Would the same have been true without the safety car intervention? Ricciardo had begun conserving his tyres to ensure they would make it to the end just as Perez began pushing to close the gap, which meant the difference in pace wouldn’t have been so pronounced when the two were due to meet on track in the final five or so laps.
No-one took any compound anywhere near Ricciardo’s 44-lap target. It would’ve been interesting to see if he could have seen it through, with both he and Perez effective tyre managers.
Up Renault’s sleeve, though, was that he would have lost positions only to Perez and Sainz — and Norris had he not retired — if he were forced into a late unscheduled stop, potentially making back one or two places with the soft tyre advantage.
The lengthy safety car interruption proved controversial among some, with tyre temperatures plunging at reduced pace.

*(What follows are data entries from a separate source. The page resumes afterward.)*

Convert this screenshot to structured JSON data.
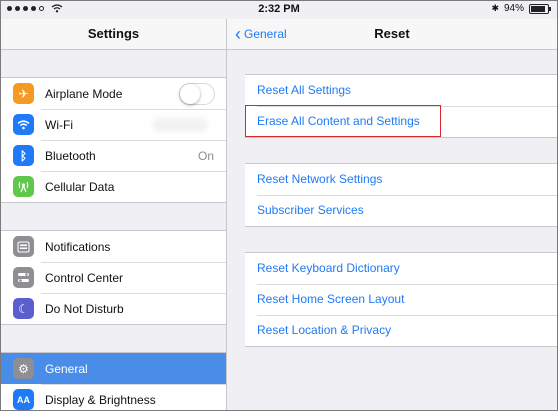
{
  "status_bar": {
    "time": "2:32 PM",
    "battery_percent": "94%",
    "battery_level": 0.94,
    "icons": [
      "signal-icon",
      "wifi-icon",
      "bluetooth-icon",
      "battery-icon"
    ]
  },
  "sidebar": {
    "title": "Settings",
    "groups": [
      [
        {
          "label": "Airplane Mode",
          "icon": "airplane-icon",
          "icon_color": "#f59a23",
          "control": "toggle",
          "toggle_on": false
        },
        {
          "label": "Wi-Fi",
          "icon": "wifi-icon",
          "icon_color": "#1f7af7",
          "value": ""
        },
        {
          "label": "Bluetooth",
          "icon": "bluetooth-icon",
          "icon_color": "#1f7af7",
          "value": "On"
        },
        {
          "label": "Cellular Data",
          "icon": "cellular-icon",
          "icon_color": "#5fc84a"
        }
      ],
      [
        {
          "label": "Notifications",
          "icon": "notifications-icon",
          "icon_color": "#8e8e93"
        },
        {
          "label": "Control Center",
          "icon": "control-center-icon",
          "icon_color": "#8e8e93"
        },
        {
          "label": "Do Not Disturb",
          "icon": "moon-icon",
          "icon_color": "#5b5fce"
        }
      ],
      [
        {
          "label": "General",
          "icon": "gear-icon",
          "icon_color": "#8e8e93",
          "selected": true
        },
        {
          "label": "Display & Brightness",
          "icon": "display-icon",
          "icon_color": "#1f7af7"
        }
      ]
    ]
  },
  "main": {
    "back_label": "General",
    "title": "Reset",
    "groups": [
      [
        "Reset All Settings",
        "Erase All Content and Settings"
      ],
      [
        "Reset Network Settings",
        "Subscriber Services"
      ],
      [
        "Reset Keyboard Dictionary",
        "Reset Home Screen Layout",
        "Reset Location & Privacy"
      ]
    ],
    "highlighted_item": "Erase All Content and Settings",
    "accent_color": "#1f7af7",
    "highlight_color": "#d22b2b"
  }
}
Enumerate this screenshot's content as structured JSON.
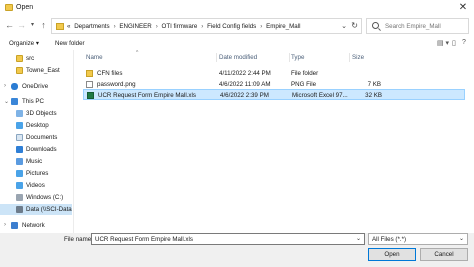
{
  "window": {
    "title": "Open"
  },
  "address": {
    "crumbs": [
      "«",
      "Departments",
      "ENGINEER",
      "OTI firmware",
      "Field Config fields",
      "Empire_Mall"
    ],
    "separator": "›"
  },
  "search": {
    "placeholder": "Search Empire_Mall"
  },
  "toolbar": {
    "organize_label": "Organize ▾",
    "new_folder_label": "New folder"
  },
  "sidebar": {
    "items": [
      {
        "label": "src",
        "icon": "folder-icon"
      },
      {
        "label": "Towne_East",
        "icon": "folder-icon"
      },
      {
        "label": "OneDrive",
        "icon": "cloud-icon"
      },
      {
        "label": "This PC",
        "icon": "computer-icon"
      },
      {
        "label": "3D Objects",
        "icon": "cube-icon"
      },
      {
        "label": "Desktop",
        "icon": "desktop-icon"
      },
      {
        "label": "Documents",
        "icon": "documents-icon"
      },
      {
        "label": "Downloads",
        "icon": "download-icon"
      },
      {
        "label": "Music",
        "icon": "music-icon"
      },
      {
        "label": "Pictures",
        "icon": "pictures-icon"
      },
      {
        "label": "Videos",
        "icon": "videos-icon"
      },
      {
        "label": "Windows (C:)",
        "icon": "drive-icon"
      },
      {
        "label": "Data (\\\\SCI-Data",
        "icon": "network-drive-icon"
      },
      {
        "label": "Network",
        "icon": "network-icon"
      }
    ]
  },
  "columns": {
    "name": "Name",
    "date": "Date modified",
    "type": "Type",
    "size": "Size"
  },
  "files": [
    {
      "name": "CFN files",
      "date": "4/11/2022 2:44 PM",
      "type": "File folder",
      "size": ""
    },
    {
      "name": "password.png",
      "date": "4/6/2022 11:09 AM",
      "type": "PNG File",
      "size": "7 KB"
    },
    {
      "name": "UCR Request Form Empire Mall.xls",
      "date": "4/6/2022 2:39 PM",
      "type": "Microsoft Excel 97...",
      "size": "32 KB"
    }
  ],
  "footer": {
    "file_name_label": "File name:",
    "file_name_value": "UCR Request Form Empire Mall.xls",
    "filter_value": "All Files (*.*)",
    "open_label": "Open",
    "cancel_label": "Cancel"
  },
  "colors": {
    "selection": "#cce8ff",
    "accent": "#0078d7",
    "folder": "#f2c94c"
  }
}
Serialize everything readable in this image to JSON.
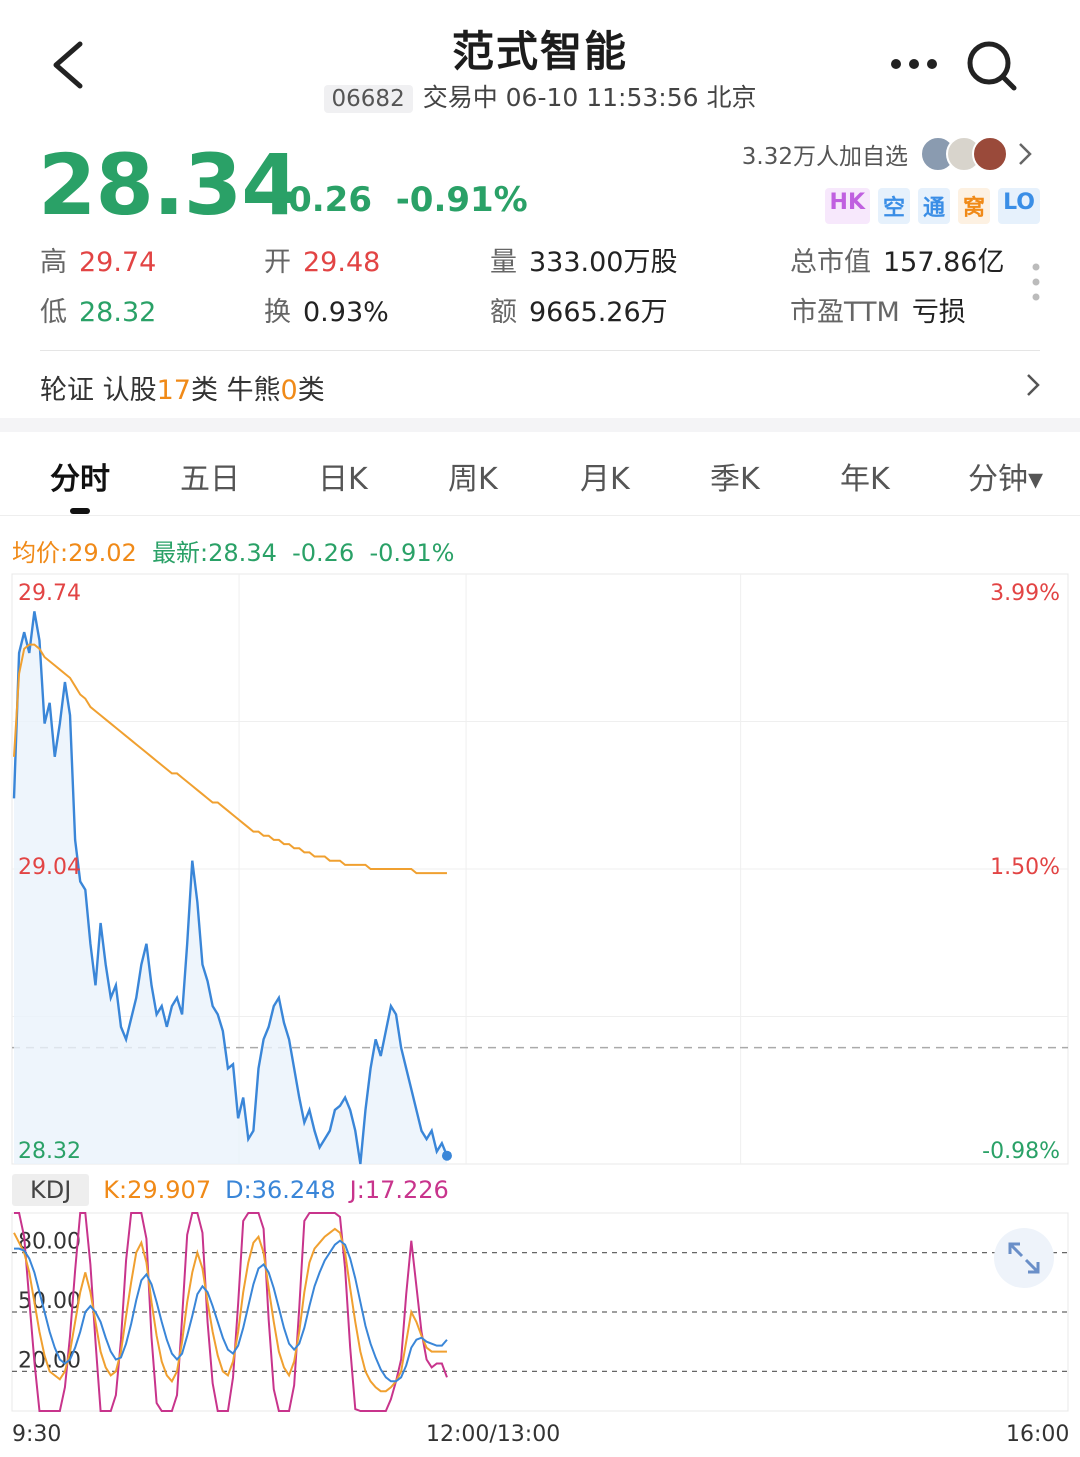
{
  "header": {
    "title": "范式智能",
    "code": "06682",
    "status_time": "交易中 06-10 11:53:56 北京"
  },
  "quote": {
    "price": "28.34",
    "change": "-0.26",
    "change_pct": "-0.91%",
    "watchers": "3.32万人加自选",
    "tags": [
      {
        "text": "HK",
        "color": "#c060e0",
        "bg": "#f7e8fc"
      },
      {
        "text": "空",
        "color": "#3a8ee6",
        "bg": "#e6f1fc"
      },
      {
        "text": "通",
        "color": "#3a8ee6",
        "bg": "#e6f1fc"
      },
      {
        "text": "窝",
        "color": "#f08a18",
        "bg": "#fdf1e2"
      },
      {
        "text": "LO",
        "color": "#3a8ee6",
        "bg": "#e6f1fc"
      }
    ]
  },
  "stats": {
    "high_label": "高",
    "high": "29.74",
    "low_label": "低",
    "low": "28.32",
    "open_label": "开",
    "open": "29.48",
    "turnover_label": "换",
    "turnover": "0.93%",
    "volume_label": "量",
    "volume": "333.00万股",
    "amount_label": "额",
    "amount": "9665.26万",
    "mktcap_label": "总市值",
    "mktcap": "157.86亿",
    "pe_label": "市盈TTM",
    "pe": "亏损"
  },
  "warrants": {
    "prefix": "轮证  认股",
    "call_count": "17",
    "mid": "类  牛熊",
    "cbbc_count": "0",
    "suffix": "类"
  },
  "tabs": [
    "分时",
    "五日",
    "日K",
    "周K",
    "月K",
    "季K",
    "年K",
    "分钟▾"
  ],
  "legend": {
    "avg": "均价:29.02",
    "latest": "最新:28.34",
    "change": "-0.26",
    "change_pct": "-0.91%"
  },
  "kdj": {
    "label": "KDJ",
    "k": "K:29.907",
    "d": "D:36.248",
    "j": "J:17.226",
    "levels": [
      "80.00",
      "50.00",
      "20.00"
    ]
  },
  "colors": {
    "up": "#e24444",
    "down": "#2aa167",
    "price_line": "#3a86d8",
    "avg_line": "#f0a030",
    "j_line": "#c8348c"
  },
  "chart_data": {
    "type": "line",
    "title": "",
    "ylim": [
      28.32,
      29.74
    ],
    "y_left_ticks": [
      "29.74",
      "29.04",
      "28.32"
    ],
    "y_right_ticks": [
      "3.99%",
      "1.50%",
      "-0.98%"
    ],
    "prev_close": 28.6,
    "x_ticks": [
      "9:30",
      "12:00/13:00",
      "16:00"
    ],
    "series": [
      {
        "name": "最新",
        "values": [
          29.2,
          29.55,
          29.6,
          29.55,
          29.65,
          29.58,
          29.38,
          29.43,
          29.3,
          29.38,
          29.48,
          29.4,
          29.1,
          29.0,
          28.98,
          28.85,
          28.75,
          28.9,
          28.8,
          28.72,
          28.75,
          28.65,
          28.62,
          28.67,
          28.72,
          28.8,
          28.85,
          28.75,
          28.68,
          28.7,
          28.65,
          28.7,
          28.72,
          28.68,
          28.85,
          29.05,
          28.95,
          28.8,
          28.76,
          28.7,
          28.68,
          28.64,
          28.55,
          28.56,
          28.43,
          28.48,
          28.38,
          28.4,
          28.55,
          28.62,
          28.65,
          28.7,
          28.72,
          28.66,
          28.62,
          28.55,
          28.48,
          28.42,
          28.45,
          28.4,
          28.36,
          28.38,
          28.4,
          28.45,
          28.46,
          28.48,
          28.45,
          28.4,
          28.32,
          28.45,
          28.55,
          28.62,
          28.58,
          28.64,
          28.7,
          28.68,
          28.6,
          28.55,
          28.5,
          28.45,
          28.4,
          28.38,
          28.4,
          28.35,
          28.37,
          28.34
        ]
      },
      {
        "name": "均价",
        "values": [
          29.3,
          29.5,
          29.56,
          29.57,
          29.57,
          29.56,
          29.54,
          29.53,
          29.52,
          29.51,
          29.5,
          29.49,
          29.47,
          29.45,
          29.44,
          29.42,
          29.41,
          29.4,
          29.39,
          29.38,
          29.37,
          29.36,
          29.35,
          29.34,
          29.33,
          29.32,
          29.31,
          29.3,
          29.29,
          29.28,
          29.27,
          29.26,
          29.26,
          29.25,
          29.24,
          29.23,
          29.22,
          29.21,
          29.2,
          29.19,
          29.19,
          29.18,
          29.17,
          29.16,
          29.15,
          29.14,
          29.13,
          29.12,
          29.12,
          29.11,
          29.11,
          29.1,
          29.1,
          29.09,
          29.09,
          29.08,
          29.08,
          29.07,
          29.07,
          29.06,
          29.06,
          29.06,
          29.05,
          29.05,
          29.05,
          29.04,
          29.04,
          29.04,
          29.04,
          29.04,
          29.03,
          29.03,
          29.03,
          29.03,
          29.03,
          29.03,
          29.03,
          29.03,
          29.03,
          29.02,
          29.02,
          29.02,
          29.02,
          29.02,
          29.02,
          29.02
        ]
      }
    ],
    "kdj_series": [
      {
        "name": "K",
        "values": [
          90,
          85,
          80,
          70,
          55,
          40,
          28,
          20,
          18,
          16,
          20,
          30,
          45,
          60,
          70,
          60,
          45,
          30,
          22,
          18,
          20,
          30,
          48,
          65,
          80,
          85,
          75,
          55,
          38,
          25,
          18,
          15,
          20,
          35,
          55,
          70,
          80,
          72,
          55,
          40,
          28,
          20,
          18,
          25,
          40,
          60,
          75,
          85,
          88,
          80,
          62,
          45,
          30,
          22,
          18,
          25,
          40,
          60,
          75,
          82,
          85,
          88,
          90,
          92,
          90,
          80,
          62,
          45,
          30,
          20,
          15,
          12,
          10,
          10,
          12,
          15,
          20,
          35,
          50,
          45,
          38,
          32,
          30,
          30,
          30,
          30
        ]
      },
      {
        "name": "D",
        "values": [
          82,
          82,
          81,
          77,
          70,
          60,
          50,
          40,
          32,
          26,
          24,
          26,
          32,
          40,
          50,
          53,
          50,
          45,
          37,
          30,
          26,
          27,
          34,
          44,
          56,
          66,
          69,
          64,
          55,
          45,
          36,
          29,
          26,
          29,
          38,
          48,
          59,
          63,
          60,
          53,
          45,
          37,
          31,
          29,
          33,
          42,
          53,
          64,
          72,
          74,
          70,
          62,
          52,
          42,
          34,
          31,
          34,
          42,
          53,
          63,
          70,
          76,
          80,
          84,
          86,
          84,
          77,
          67,
          55,
          43,
          34,
          27,
          21,
          17,
          15,
          15,
          17,
          23,
          32,
          36,
          37,
          35,
          34,
          33,
          33,
          36
        ]
      },
      {
        "name": "J",
        "values": [
          100,
          100,
          88,
          56,
          25,
          0,
          0,
          0,
          0,
          0,
          12,
          38,
          71,
          100,
          100,
          74,
          35,
          0,
          0,
          0,
          8,
          36,
          76,
          100,
          100,
          100,
          87,
          37,
          4,
          0,
          0,
          0,
          8,
          47,
          89,
          100,
          100,
          90,
          45,
          14,
          0,
          0,
          0,
          17,
          54,
          96,
          100,
          100,
          100,
          92,
          46,
          11,
          0,
          0,
          0,
          13,
          52,
          96,
          100,
          100,
          100,
          100,
          100,
          100,
          98,
          72,
          32,
          1,
          0,
          0,
          0,
          0,
          0,
          0,
          6,
          15,
          26,
          59,
          86,
          63,
          40,
          26,
          22,
          24,
          24,
          17
        ]
      }
    ]
  }
}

Forecasts for chaos at the resumption didn’t materialise past a few lock-ups, though the late intervention was used well by some and less well by others to gain places.
The leaders — Hamilton, Verstappen and Ricciardo — all benefitted by taking the free second stop, taking the tension out of what might have been a long second stint.
Pierre Gasly and Nico Hulkenberg, finishing sixth and eighth respectively, were also able to lock in strong gains, having started the race 12th and 20th respectively and likewise trying to make it to the end with a single stop.
Charles Leclerc, up to sixth in his difficult Ferrari, missed a trick by not stopping for softs. His worn mediums were no match for Gasly’s newer tyres, and the Frenchman easily passed the Monegasque at the resumption to demote him to seventh.
Romain Grosjean was behind Leclerc and likewise chose not to stop, staying on track with the hard tyres he fitted on lap 28. It promoted him three places to seventh, ahead of Gasly, Hulkenberg, and Kimi Raikkonen, but lost him places to the first two via a massive grip deficit, leaving him ninth. It was a net gain of one place, though Raikkonen was discounted not through strategy but by serving a 10-second time penalty for his earlier crash with George Russell.
Lewis Hamilton: soft (used) to lap 16, medium (new) to lap 25, soft (used) to lap 60.